Premier constat, ce mini-Davos en eau profonde mixe trois univers. Un premier tiers d'invités sont des politiques du bloc atlantique, européens et américains. Sept futurs ou anciens Premiers ministres français s'y sont rendus : Laurent Fabius, Alain Juppé, Michel Rocard, Dominique de Villepin, François Fillon, Manuel Valls et Edouard Philippe. Le deuxième tiers vient du monde de l'économie : des dirigeants d'organisations financières comme le FMI ou la Banque mondiale (DSK et Christine Lagarde y sont allés à plusieurs reprises), mais aussi des banquiers, des capitaines de la vieille industrie et des patrons de la nouvelle économie. Bill Gates (même s'il ne l'a jamais confirmé) a participé à la réunion du printemps 2010 à Sitges, en Espagne. Le dernier tiers d'invités est un cocktail dit d'intellectuels", mêlant des universitaires, des militaires, des espions et des journalistes capés de médias "amis". Ces derniers, plus encore que les autres, sont priés de garder le silence. Nathalie Nougayrède, quand elle dirigeait Le Monde, a été invitée, comme son prédécesseur Erik Izraelewicz. Etienne Gernelle, l'actuel directeur du Point, a été convié en même temps que Patricia Barbizet, bras droit de François Pinault, le propriétaire de l'hebdomadaire. En juin, François Lenglet, le Monsieur Economie de RTL et de France 2, a fait le voyage en Virginie. "C'était intéressant", admet-il, très soucieux, lui aussi, de ne pas trahir le code de Chatham…
Autre coquetterie, pendant ces trois jours, tous les invités, quelle que soit leur fonction ou leur fortune, seront installés par ordre alphabétique. Sans aucun protocole particulier. La première réunion a eu lieu au printemps 1954, dans un hôtel isolé d'Oosterbeek (Pays-Bas), le Bilderberg, qui va donner son nom au club. L'histoire officielle attribue l'idée à un diplomate polonais en exil, Joseph Retinger, qui rallie le prince Bernhard des Pays-Bas, puis deux Français, le patron de la SFIO Guy Mollet et le ministre des Finances Antoine Pinay, au projet de monter un "forum" dans le but de "raviver" les relations avec les Etats-Unis.
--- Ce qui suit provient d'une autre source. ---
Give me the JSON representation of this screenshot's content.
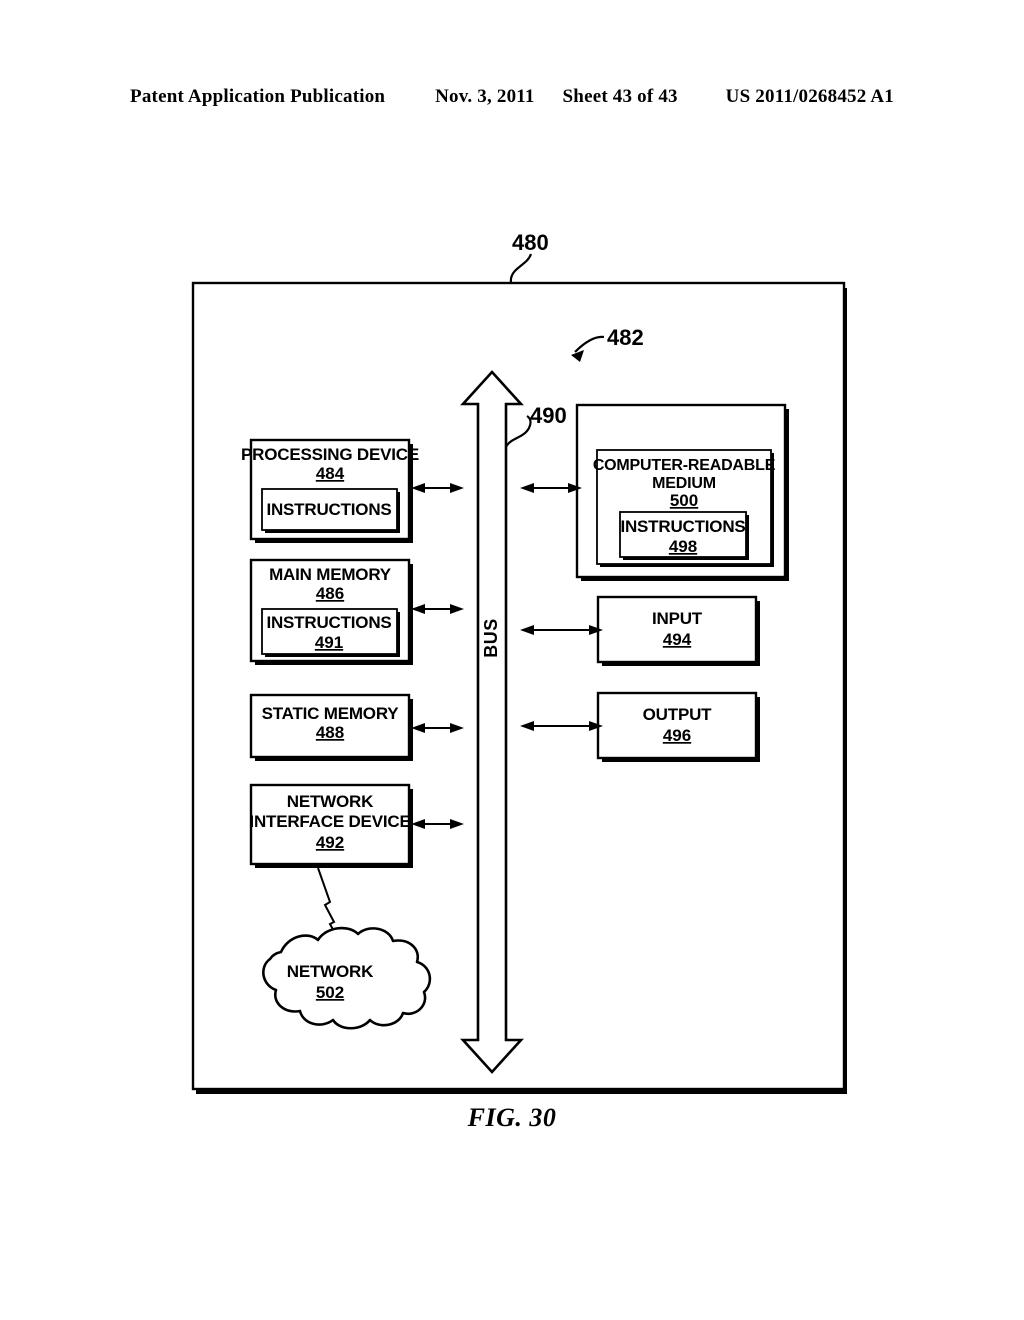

Une initiative uniquement "diplomatique"? Pas vraiment.
La CIA pour marraine
Joseph Retinger, selon des archives américaines déclassifiées, était en fait un des poissons-pilotes de la CIA en Europe. Le Bilderberg a donc eu comme marraine la puissante agence américaine. "Il faut se remettre en tête le contexte des débuts. C'était la guerre froide. Nous faisions la guerre aux Soviétiques et nous vivions avec des scénarios de guerre nucléaire mondiale." Chevalière au doigt, Thierry de Montbrial, commandeur de la Légion d'honneur, dirige l'Ifri (Institut français des relations internationales) et a été pendant quarante ans un des "papes" du Bilderberg. "J'ai été nommé au steering committee [comité directeur] en 1974, à l'âge de 31 ans, en remplacement de Wilfrid Baumgartner, ancien gouverneur de la Banque de France, qui y siégeait avec le baron Edmond de Rothschild, raconte cet ancien professeur d'économie à Polytechnique passé par le Quai d'Orsay. A part Kissinger ou Rockefeller, je crois que je suis un de ceux qui ont participé au plus grand nombre de réunions."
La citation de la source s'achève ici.